Normalization – How to Normalize a Data Set Using Z-Scores from a Related Data Set

normalizationratingz-score

I am trying to come up with a normalization for a set of data. My company puts our products through a series of testers (people) to score our products on key metrics. I am able to access all records from each tester and when I look at the averages, I find that some testers always have scores higher than the standard deviation and some testers always have scores below the standard deviation. Since we only have 3-4 testers on each product, this variance in testers could impact our decision on products.

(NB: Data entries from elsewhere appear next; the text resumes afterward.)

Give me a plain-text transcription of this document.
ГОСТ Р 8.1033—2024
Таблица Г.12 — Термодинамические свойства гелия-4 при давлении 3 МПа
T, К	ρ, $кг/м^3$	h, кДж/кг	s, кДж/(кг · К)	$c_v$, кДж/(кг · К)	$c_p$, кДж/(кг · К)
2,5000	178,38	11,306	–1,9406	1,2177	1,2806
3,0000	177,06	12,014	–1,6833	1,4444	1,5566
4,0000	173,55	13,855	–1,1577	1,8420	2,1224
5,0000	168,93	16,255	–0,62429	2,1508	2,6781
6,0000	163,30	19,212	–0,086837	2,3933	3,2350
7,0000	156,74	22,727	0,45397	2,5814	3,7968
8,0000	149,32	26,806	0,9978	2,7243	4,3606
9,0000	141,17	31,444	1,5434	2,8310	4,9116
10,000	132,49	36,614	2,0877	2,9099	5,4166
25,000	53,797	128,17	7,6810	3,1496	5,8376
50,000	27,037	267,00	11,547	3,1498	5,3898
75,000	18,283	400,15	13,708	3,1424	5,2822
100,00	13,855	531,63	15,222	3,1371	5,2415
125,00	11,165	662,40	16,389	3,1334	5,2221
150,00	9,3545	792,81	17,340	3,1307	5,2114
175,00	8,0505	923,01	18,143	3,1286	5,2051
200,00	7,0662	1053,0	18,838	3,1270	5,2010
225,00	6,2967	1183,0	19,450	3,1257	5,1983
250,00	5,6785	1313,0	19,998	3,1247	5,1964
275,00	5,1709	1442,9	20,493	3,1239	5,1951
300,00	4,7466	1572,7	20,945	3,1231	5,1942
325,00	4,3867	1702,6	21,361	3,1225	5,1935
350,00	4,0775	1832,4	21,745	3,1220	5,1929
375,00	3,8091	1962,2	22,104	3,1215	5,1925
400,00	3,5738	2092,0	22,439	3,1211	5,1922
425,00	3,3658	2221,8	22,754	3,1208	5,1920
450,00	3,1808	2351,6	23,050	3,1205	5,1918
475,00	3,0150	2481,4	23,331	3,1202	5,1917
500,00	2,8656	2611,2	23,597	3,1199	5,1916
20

I was able to calculate a Z-Score for each tester. I was thinking about using this to create some form of normalization factor that I could apply to their raw scores. I didn't think using a z-score transformation was the right approach as this process is using a z-score from a different data set. I want the normalization to be using the testers scores and applying that to the products overall score.

Is this the right approach? I'm not the best at statistics so maybe there is a totally different method that works better.

Thank you

Further info:
Testers will have already tested hundreds of products (depends on how long they've been on staff). Products are randomly assigned to testers, testers never test the same product twice. They will typically score on 8 keys areas on a scale of 1-5 per product. We take an average of these scores to come up with the tester's final score (average). The products are then then sent to other testers for their averages. The testers scores are all averaged together to get a final score.

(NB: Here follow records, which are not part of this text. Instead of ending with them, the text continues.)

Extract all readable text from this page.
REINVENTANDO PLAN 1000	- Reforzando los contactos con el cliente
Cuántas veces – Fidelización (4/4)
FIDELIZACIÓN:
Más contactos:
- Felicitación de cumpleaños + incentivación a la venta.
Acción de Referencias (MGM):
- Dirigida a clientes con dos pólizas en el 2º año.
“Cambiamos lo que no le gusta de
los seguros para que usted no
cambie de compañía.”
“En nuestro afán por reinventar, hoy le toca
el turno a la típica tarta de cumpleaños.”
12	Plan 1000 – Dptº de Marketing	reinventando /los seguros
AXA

I know sometimes averaging averages can be bad, but in this case, the scale of ratings (1-5) never changes, so I believe it works here.

Best Answer

I interpret your approach as fitting a simple model to existing data. Subsequently you apply the fitted model to predict parameters for new products, which is perfectly OK.

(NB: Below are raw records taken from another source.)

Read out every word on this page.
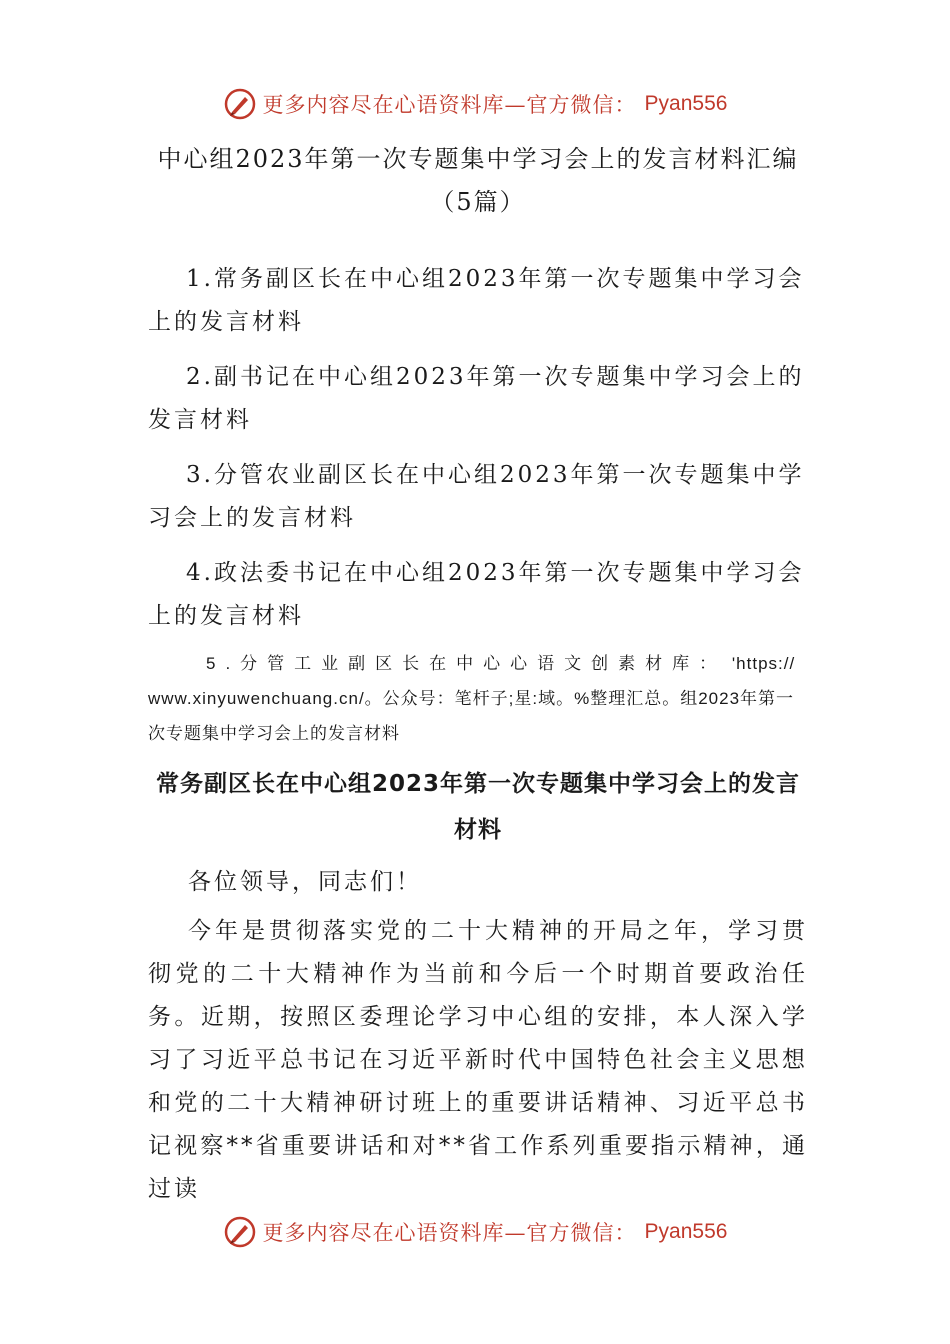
更多内容尽在心语资料库—官方微信： Pyan556
中心组2023年第一次专题集中学习会上的发言材料汇编（5篇）
1.常务副区长在中心组2023年第一次专题集中学习会上的发言材料
2.副书记在中心组2023年第一次专题集中学习会上的发言材料
3.分管农业副区长在中心组2023年第一次专题集中学习会上的发言材料
4.政法委书记在中心组2023年第一次专题集中学习会上的发言材料
5.分管工业副区长在中心心语文创素材库： 'https://www.xinyuwenchuang.cn/。公众号：笔杆子;星:域。%整理汇总。组2023年第一次专题集中学习会上的发言材料
常务副区长在中心组2023年第一次专题集中学习会上的发言材料
各位领导，同志们！
今年是贯彻落实党的二十大精神的开局之年，学习贯彻党的二十大精神作为当前和今后一个时期首要政治任务。近期，按照区委理论学习中心组的安排，本人深入学习了习近平总书记在习近平新时代中国特色社会主义思想和党的二十大精神研讨班上的重要讲话精神、习近平总书记视察**省重要讲话和对**省工作系列重要指示精神，通过读
更多内容尽在心语资料库—官方微信： Pyan556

This is the model, in technical terms:

Each product has a hidden "true" quality measure $x$ (the z-score).
For a randomly chosen product from the (hypothetical) population, containing the known and all possible future products, we get a random quality measure $X$. This random variable has mean $\mathrm{E}X = 0$ and variance $\mathrm{Var} X=1$, but is not necessarily normal distributed.
When the product $i$ is tested by tester $j$ , it gets assigned and average score $Y_{ij}$ within $[0, 5]$. This average score depends on the tester - some tend to give higher scores, some tend to give very similar scores to almost all products. And then there are random fluctuations on top of it. Let $\mu_j$ be the (theoretical) mean score given by tester $j$, and $\sigma_j$ be a scale factor, and $E_{ij}$ the random fluctuations, then $$ Y_{ij} = \sigma_j x_i + \mu_j + E_{ij}.$$ Your proceed now by estimating $\mu_j$ and $\sigma_j$ for each tester from the data, and for a new product, you predict the score $x$ from observed $y_{ij}$. I don't know exactly how you are doing this, but probably you have noticed that you get different results depending on $j$ when you just invert the model and calculate $$ \hat{x}_{i(j)} = \frac{y_{ij} - \hat\mu_j}{\hat\sigma_j}. $$ As a quick fix for discrepancies, I suggest to to just take the average of these fitted values as your guess for the true z-score, $$ \hat{x_i} = \frac{1}{n_i}\sum_{j=1}^{n_i}\frac{y_{ij} - \hat\mu_j}{\hat\sigma_j}. $$ Here $j=1,\dots, n_i$ indexes the testers that scored product $i$.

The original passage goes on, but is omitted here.